Ethnomedicinal plants used by Juang and Munda Tribals of Eastern India against gastrointestinal disorders: A narrative review
*Corresponding author e-mail: firstname.lastname@example.org
Plants are an important source of therapeutic drugs and play a significant role in the survival of tribal and ethnic communities. Herbal medicines serve the health needs of about 80% of the world's population, especially for millions of people in the rural areas of developing countries. The Juang and Munda tribes of Eastern India have long been linked with natural resources for a multifaceted purpose such as food, fodder, medicine, and so on. This article provides insight into the traditional knowledge and practices, used by Juang and Munda tribals against gastrointestinal diseases. A total of 89 plant species belonging to 47 families have been used by them against a wide range of gastrointestinal ailments like diarrhea, dysentery, abdominal pain, gastritis, etc.

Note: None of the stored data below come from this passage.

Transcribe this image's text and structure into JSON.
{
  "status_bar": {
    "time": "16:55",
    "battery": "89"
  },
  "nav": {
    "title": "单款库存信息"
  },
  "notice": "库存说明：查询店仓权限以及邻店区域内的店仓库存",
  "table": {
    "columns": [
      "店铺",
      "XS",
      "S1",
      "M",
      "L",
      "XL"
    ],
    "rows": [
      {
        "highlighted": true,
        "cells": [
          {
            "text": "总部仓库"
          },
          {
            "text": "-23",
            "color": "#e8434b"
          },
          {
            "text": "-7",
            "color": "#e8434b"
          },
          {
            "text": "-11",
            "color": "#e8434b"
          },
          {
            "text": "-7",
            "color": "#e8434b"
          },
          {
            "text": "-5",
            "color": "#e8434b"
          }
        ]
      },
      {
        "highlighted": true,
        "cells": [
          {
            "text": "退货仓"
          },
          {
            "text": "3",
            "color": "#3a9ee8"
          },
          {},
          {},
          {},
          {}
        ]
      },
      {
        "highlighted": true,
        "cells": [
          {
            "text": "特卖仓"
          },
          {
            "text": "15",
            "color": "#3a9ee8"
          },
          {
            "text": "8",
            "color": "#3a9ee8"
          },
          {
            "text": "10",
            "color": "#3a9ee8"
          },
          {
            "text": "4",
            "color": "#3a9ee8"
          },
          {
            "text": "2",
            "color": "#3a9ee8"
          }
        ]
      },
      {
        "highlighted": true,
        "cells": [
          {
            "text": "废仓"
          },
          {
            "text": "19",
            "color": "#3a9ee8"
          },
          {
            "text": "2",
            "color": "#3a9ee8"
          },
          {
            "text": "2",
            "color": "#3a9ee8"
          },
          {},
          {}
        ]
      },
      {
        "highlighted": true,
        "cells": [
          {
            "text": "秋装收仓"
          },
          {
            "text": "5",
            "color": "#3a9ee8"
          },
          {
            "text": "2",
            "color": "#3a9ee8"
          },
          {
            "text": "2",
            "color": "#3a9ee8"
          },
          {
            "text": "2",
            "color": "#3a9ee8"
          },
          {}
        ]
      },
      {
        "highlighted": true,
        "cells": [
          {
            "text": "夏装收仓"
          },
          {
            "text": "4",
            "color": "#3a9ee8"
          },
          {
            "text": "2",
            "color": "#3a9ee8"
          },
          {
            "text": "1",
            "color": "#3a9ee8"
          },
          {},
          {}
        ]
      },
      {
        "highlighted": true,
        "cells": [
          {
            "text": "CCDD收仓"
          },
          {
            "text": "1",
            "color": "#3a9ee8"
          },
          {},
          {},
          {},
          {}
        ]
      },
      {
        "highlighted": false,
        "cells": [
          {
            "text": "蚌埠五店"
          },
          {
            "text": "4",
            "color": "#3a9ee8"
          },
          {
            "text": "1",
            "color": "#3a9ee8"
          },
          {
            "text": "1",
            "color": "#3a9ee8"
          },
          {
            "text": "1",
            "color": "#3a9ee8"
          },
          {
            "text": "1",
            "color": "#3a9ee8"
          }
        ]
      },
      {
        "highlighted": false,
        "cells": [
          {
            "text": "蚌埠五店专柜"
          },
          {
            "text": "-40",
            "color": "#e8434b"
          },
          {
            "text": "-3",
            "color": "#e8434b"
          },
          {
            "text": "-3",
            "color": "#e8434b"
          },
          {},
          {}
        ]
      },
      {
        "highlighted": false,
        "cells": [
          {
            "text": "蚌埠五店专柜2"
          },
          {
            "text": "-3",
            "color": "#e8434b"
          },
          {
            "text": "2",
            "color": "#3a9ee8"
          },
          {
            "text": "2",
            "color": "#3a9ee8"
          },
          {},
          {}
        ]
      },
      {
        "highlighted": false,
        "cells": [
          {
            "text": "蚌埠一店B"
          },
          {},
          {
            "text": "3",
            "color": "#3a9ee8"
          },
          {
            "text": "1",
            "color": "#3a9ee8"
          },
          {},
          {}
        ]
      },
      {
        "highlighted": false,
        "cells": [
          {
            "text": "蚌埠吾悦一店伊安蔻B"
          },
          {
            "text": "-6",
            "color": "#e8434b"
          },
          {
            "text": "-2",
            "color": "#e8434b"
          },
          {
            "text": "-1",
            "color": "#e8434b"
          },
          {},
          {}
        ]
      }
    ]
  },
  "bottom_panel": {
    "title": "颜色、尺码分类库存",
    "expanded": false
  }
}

Interestingly, 10 plants were found to be belonging to the Fabaceae family and their medicinal potential might be attributed to the presence of gallic acid, caffeic acid, epicatechin, ferulic acid, etc. In addition, the pharmacological studies revealed that 56 plants have been reported to be anti-diarrheal, anti-ulcer, anti-spasmodic, and anti-secretory, while other 33 species still require scientific validation in terms of protective effect against gastrointestinal ailments. Unfortunately, there is no information about the most efficacious plant. These plants can be developed into a drug-developing candidate against gastrointestinal disorders after detailed follow-up studies.
Ethnomedicine, Tribes, Medicinal plants, Eastern India, Biological activity, Gastrointestinal disorders.